- Sire: Amerigo
- Grandsire: Nearco
- Dam: Key Bridge
- Damsire: Princequillo
- Sex: Gelding
- Foaled: 1964
- Country: United States
- Colour: Bay
- Breeder: Paul Mellon
- Owner: Rokeby Stables
- Trainer: J. Elliott Burch
- Record: 75: 21-18-14
- Earnings: $1,109,791

Major wins
- Long Branch Stakes (1967) Washington, D.C. International (1967 & 1970) Bernard Baruch Handicap (1967) Tidal Handicap (1967, 1969) Sunset Handicap (1968) Stars and Stripes Handicap (1968) Hollywood Invitational Turf Handicap (1969) United Nations Handicap (1970) Man O' War Stakes (1970) Bowling Green Handicap (1970)

Awards
- American Champion Male Turf Horse (1967, 1970) TRA American Champion Male Turf Horse (1968) DRF American Champion Older Male Horse (1970) DRF American Horse of the Year (1970)

Honours
- United States Racing Hall of Fame (1998) #86 - Top 100 U.S. Racehorses of the 20th Century Fort Marcy Handicap at Aqueduct Racetrack

= Fort Marcy (horse) =

American-bred Thoroughbred racehorse

Fort Marcy (April 2, 1964 – August 14, 1991) was an American Thoroughbred racehorse. He was a bay gelding, by Amerigo out of Key Bridge, by Princequillo. His grandsire was the important Italian horse Nearco.

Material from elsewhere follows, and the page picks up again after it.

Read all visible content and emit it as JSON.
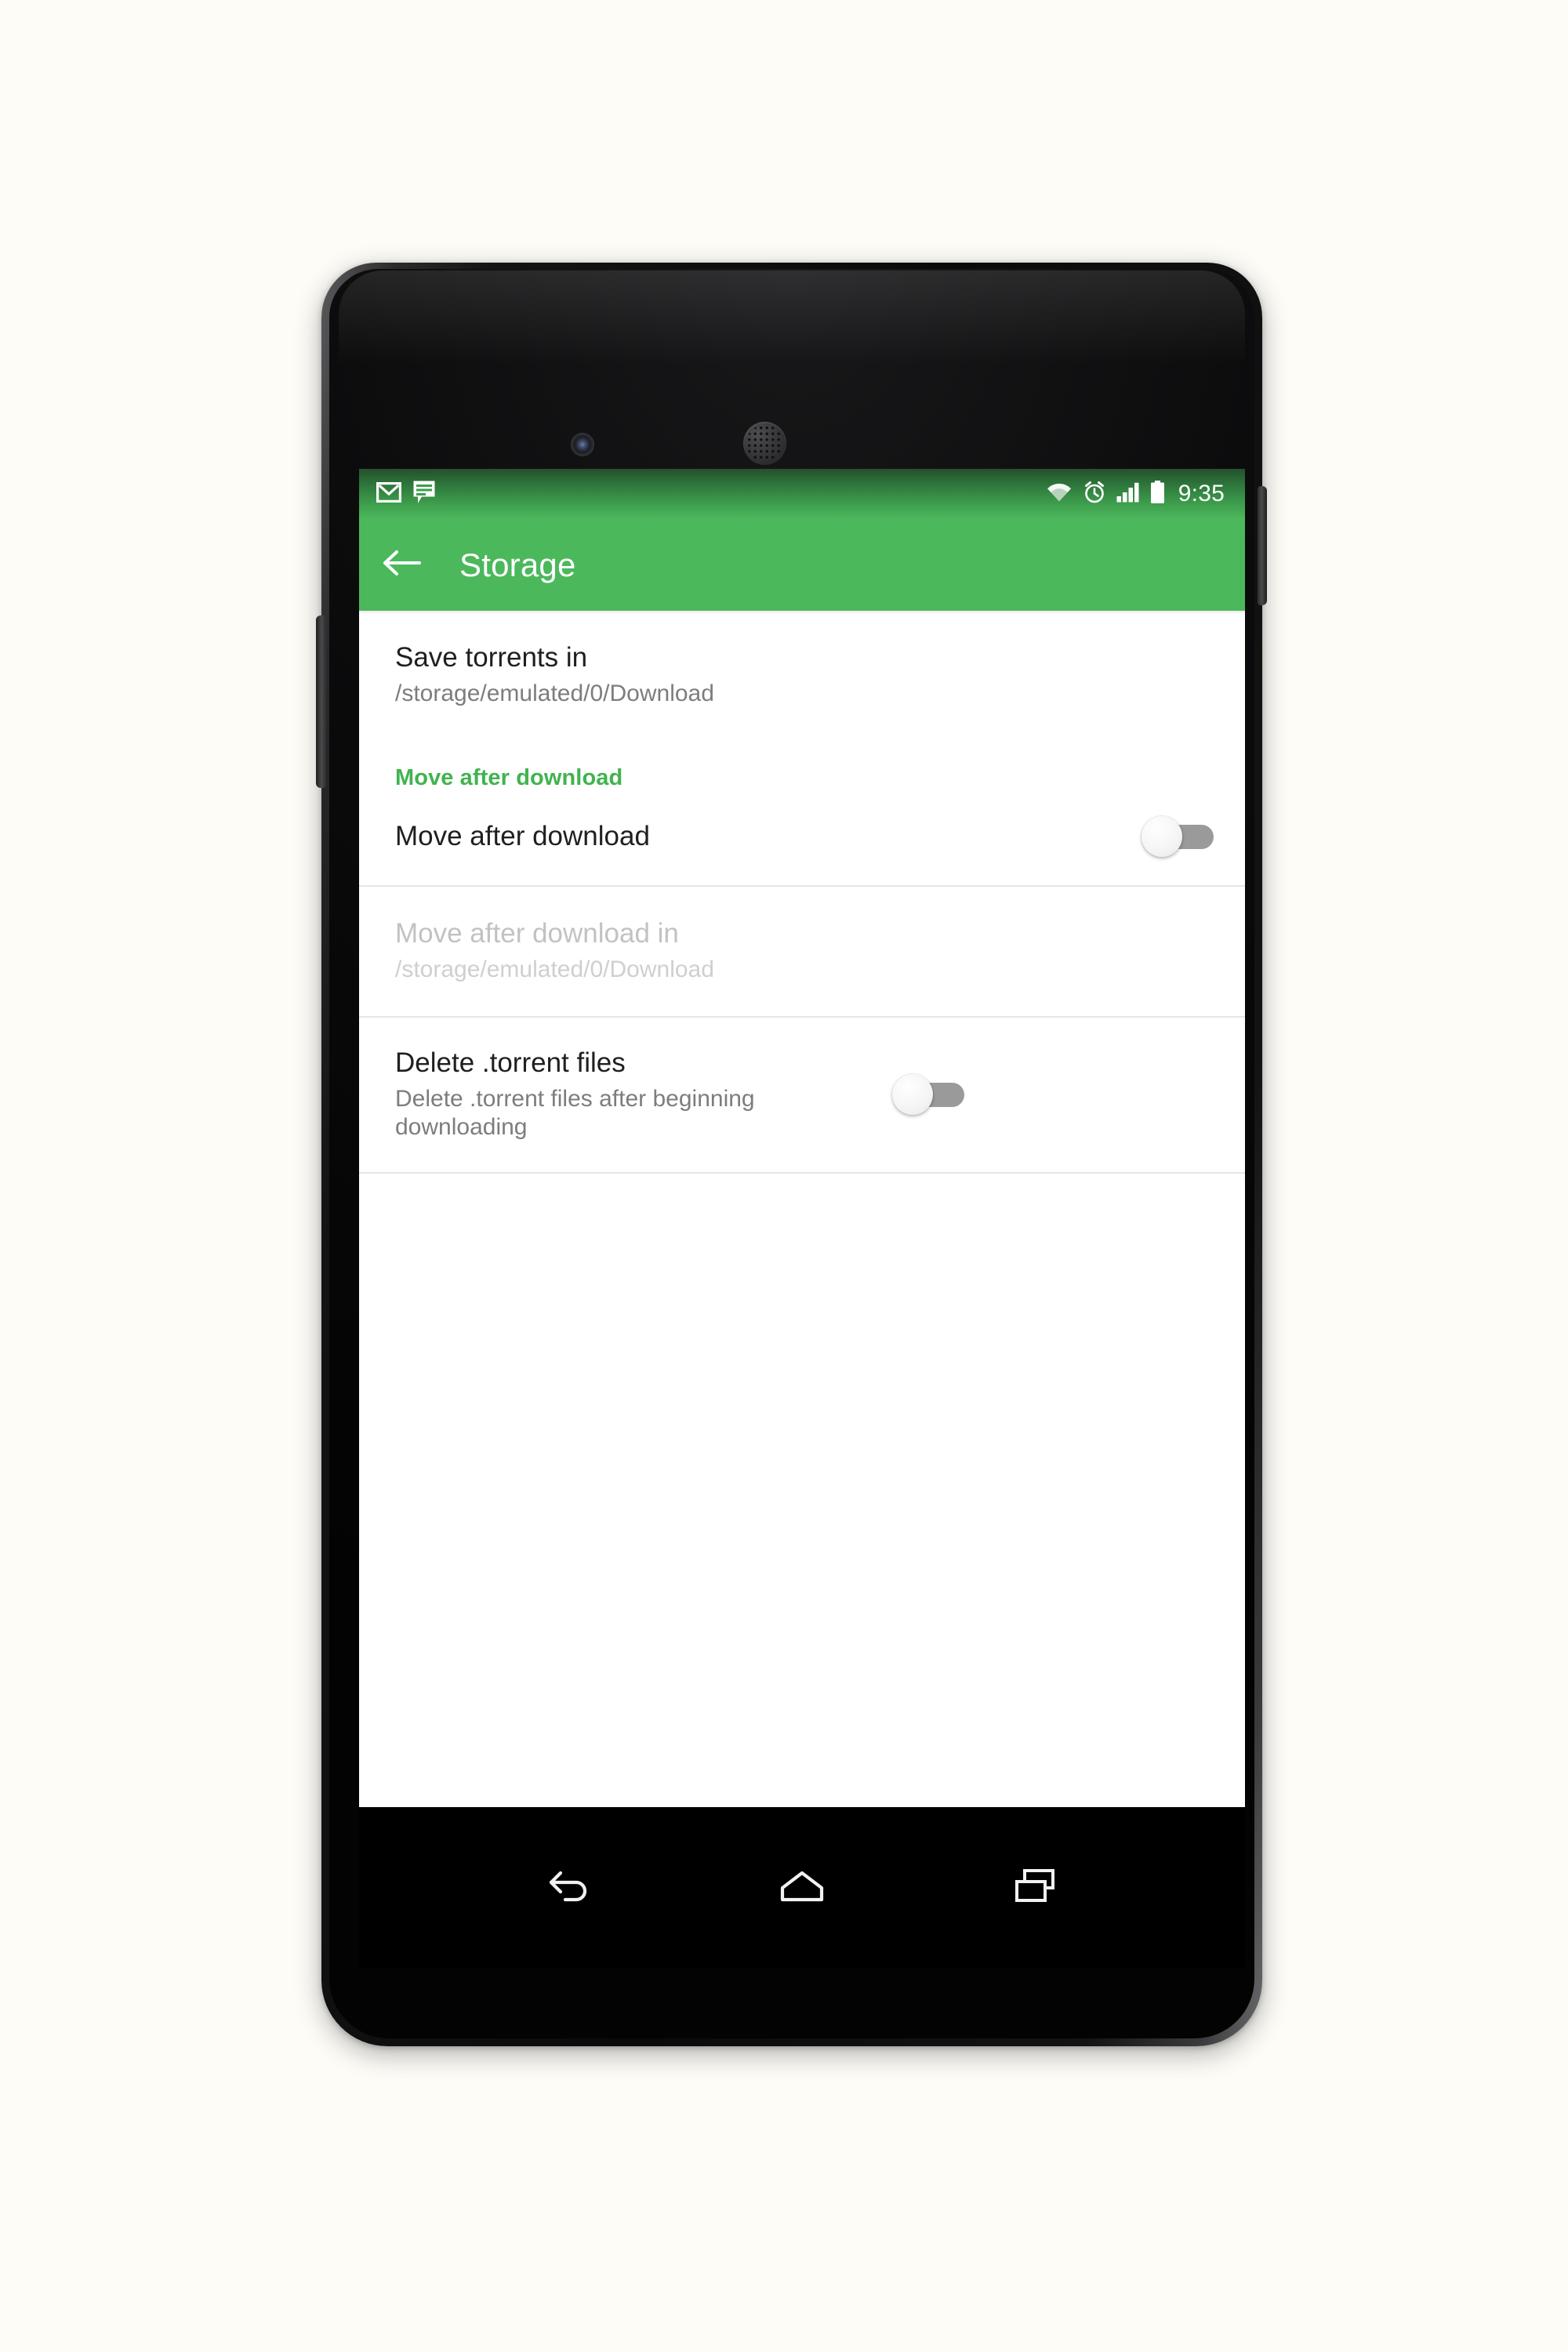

In 1970 Fort Marcy earned three Champion titles. He was named Horse of the Year in a poll by the publishers of Daily Racing Form, receiving 21 of the 42 votes ahead of Personality (10 votes) and Ta Wee (9 votes). Personality won a rival poll conducted by the Thoroughbred Racing Association. Fort Marcy competed for six years until his retirement at the end of the 1971 racing season.

He died in 1991 at Rokeby Farm in Upperville, Virginia. In 1998, he was voted into the National Museum of Racing and Hall of Fame, in Saratoga Springs, New York.